Por ello ha podido, en torno a ese sistema, cristalizar una escuela filosófica, así se le ha llamado también clásicamente a lo que representa la Fundación Gustavo Bueno, que ha sabido aglutinar, a través de la gigantesca e inteligentísima labor de Gustavo Bueno Sánchez –hijo mayor de Bueno-, un discipulado cuya capacidad y solvencia a la vista está, a poco que el curioso se asome a las páginas de la fundación, si tenemos en cuenta la ingente cantidad de material, literario y audiovisual, producido por dicha escuela en los últimos años con Bueno como escoliarca.
Una obra, por otro lado (como envés práctico del haz doctrinal), que tiene mucho también de medicinal, curativo, terapéutico si se quiere –el padre de Bueno era médico–, si (sobre)entendiéramos que la filosofía, por lo menos esta filosofía, es al entendimiento lo que la medicina al cuerpo.

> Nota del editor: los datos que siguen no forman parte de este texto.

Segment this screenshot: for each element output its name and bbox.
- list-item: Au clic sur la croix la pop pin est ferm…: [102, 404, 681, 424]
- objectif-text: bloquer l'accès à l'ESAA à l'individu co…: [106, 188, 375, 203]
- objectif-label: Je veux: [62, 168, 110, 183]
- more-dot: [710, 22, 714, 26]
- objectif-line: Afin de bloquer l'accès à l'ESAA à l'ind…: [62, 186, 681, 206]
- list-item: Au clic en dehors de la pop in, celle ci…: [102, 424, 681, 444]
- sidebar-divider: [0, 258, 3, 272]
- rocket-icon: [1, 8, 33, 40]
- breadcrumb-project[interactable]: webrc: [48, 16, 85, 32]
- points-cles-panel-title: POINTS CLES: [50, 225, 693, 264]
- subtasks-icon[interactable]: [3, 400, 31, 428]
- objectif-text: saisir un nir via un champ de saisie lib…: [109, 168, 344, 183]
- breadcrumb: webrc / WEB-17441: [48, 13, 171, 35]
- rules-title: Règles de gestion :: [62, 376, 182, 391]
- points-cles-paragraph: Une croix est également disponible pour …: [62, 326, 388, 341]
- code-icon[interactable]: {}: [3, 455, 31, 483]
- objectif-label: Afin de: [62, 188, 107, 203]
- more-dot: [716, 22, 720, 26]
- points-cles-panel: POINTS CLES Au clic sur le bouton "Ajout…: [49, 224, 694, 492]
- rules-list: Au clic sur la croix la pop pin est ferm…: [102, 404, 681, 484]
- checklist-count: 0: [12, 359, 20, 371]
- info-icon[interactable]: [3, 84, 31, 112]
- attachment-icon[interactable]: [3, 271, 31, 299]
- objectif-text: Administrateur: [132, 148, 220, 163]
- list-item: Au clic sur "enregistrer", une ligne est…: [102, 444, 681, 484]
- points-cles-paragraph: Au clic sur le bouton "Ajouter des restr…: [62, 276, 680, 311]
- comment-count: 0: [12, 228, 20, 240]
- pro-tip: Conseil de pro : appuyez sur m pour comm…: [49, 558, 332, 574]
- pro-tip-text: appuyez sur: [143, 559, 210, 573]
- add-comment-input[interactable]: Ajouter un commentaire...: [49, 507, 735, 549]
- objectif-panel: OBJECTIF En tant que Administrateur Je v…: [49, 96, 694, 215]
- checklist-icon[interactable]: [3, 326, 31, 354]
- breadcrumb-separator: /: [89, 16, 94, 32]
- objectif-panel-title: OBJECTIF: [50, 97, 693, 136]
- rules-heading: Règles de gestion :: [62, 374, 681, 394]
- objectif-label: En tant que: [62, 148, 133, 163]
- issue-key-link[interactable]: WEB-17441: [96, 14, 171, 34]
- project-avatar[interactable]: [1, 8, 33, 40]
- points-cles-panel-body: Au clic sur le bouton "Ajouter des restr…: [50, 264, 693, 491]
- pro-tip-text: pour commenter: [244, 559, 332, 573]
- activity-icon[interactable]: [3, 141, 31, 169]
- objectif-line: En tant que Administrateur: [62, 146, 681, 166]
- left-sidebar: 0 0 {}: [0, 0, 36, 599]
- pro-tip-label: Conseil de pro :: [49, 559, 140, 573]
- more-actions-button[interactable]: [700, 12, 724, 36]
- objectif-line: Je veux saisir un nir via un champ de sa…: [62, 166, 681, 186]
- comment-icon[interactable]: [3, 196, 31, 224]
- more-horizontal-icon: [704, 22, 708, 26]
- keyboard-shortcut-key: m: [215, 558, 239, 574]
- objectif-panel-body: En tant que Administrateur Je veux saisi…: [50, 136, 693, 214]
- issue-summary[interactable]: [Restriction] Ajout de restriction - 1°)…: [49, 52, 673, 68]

En este sentido la labor de Bueno, verdaderamente social, relativa a su combate, ya personal, en tanto que ciudadano español, frente a esas nebulosas ideológicas y mitos de todo tipo que nos envuelven (Democracia, Ciencia, Europa, Cultura, Izquierda, Derecha, Felicidad, etc.), ha sido como la de un médico ante un cuerpo infectado de virus y bacterias nocivas. Bueno ha tenido la lucidez y el coraje suficientes apara alertar, avisar, y ponernos en guardia, a quien le quisiera oír, ante una masa que nos rodea, verdaderamente viscosa, de nociones erráticas, oscuras, engañosas, cuando no falsarias, tratando de poner un correctivo, orden y un sano entendimiento frente a ese caos de opiniones, esa diafonía ton doxon, envolvente.
En definitiva, podríamos decir de Bueno, y con más razón creemos, aquello que dijo el romanista Ernst Robert Curtius cuando calificó a Unamuno de “praeceptor” y “excitator Hispaniae”, es decir, maestro y aguijoneador de España.
Así, y ya terminamos:
Si no hubieras criado, oh padre Febo,
a Bueno en la España,
¿quién hubiera sanado con las letras
los males y las dolencias de los hombres?
Pues como fue Esculapio
médico de los cuerpos,
curó Bueno, el divino Gustavo Bueno, las almas inmortales.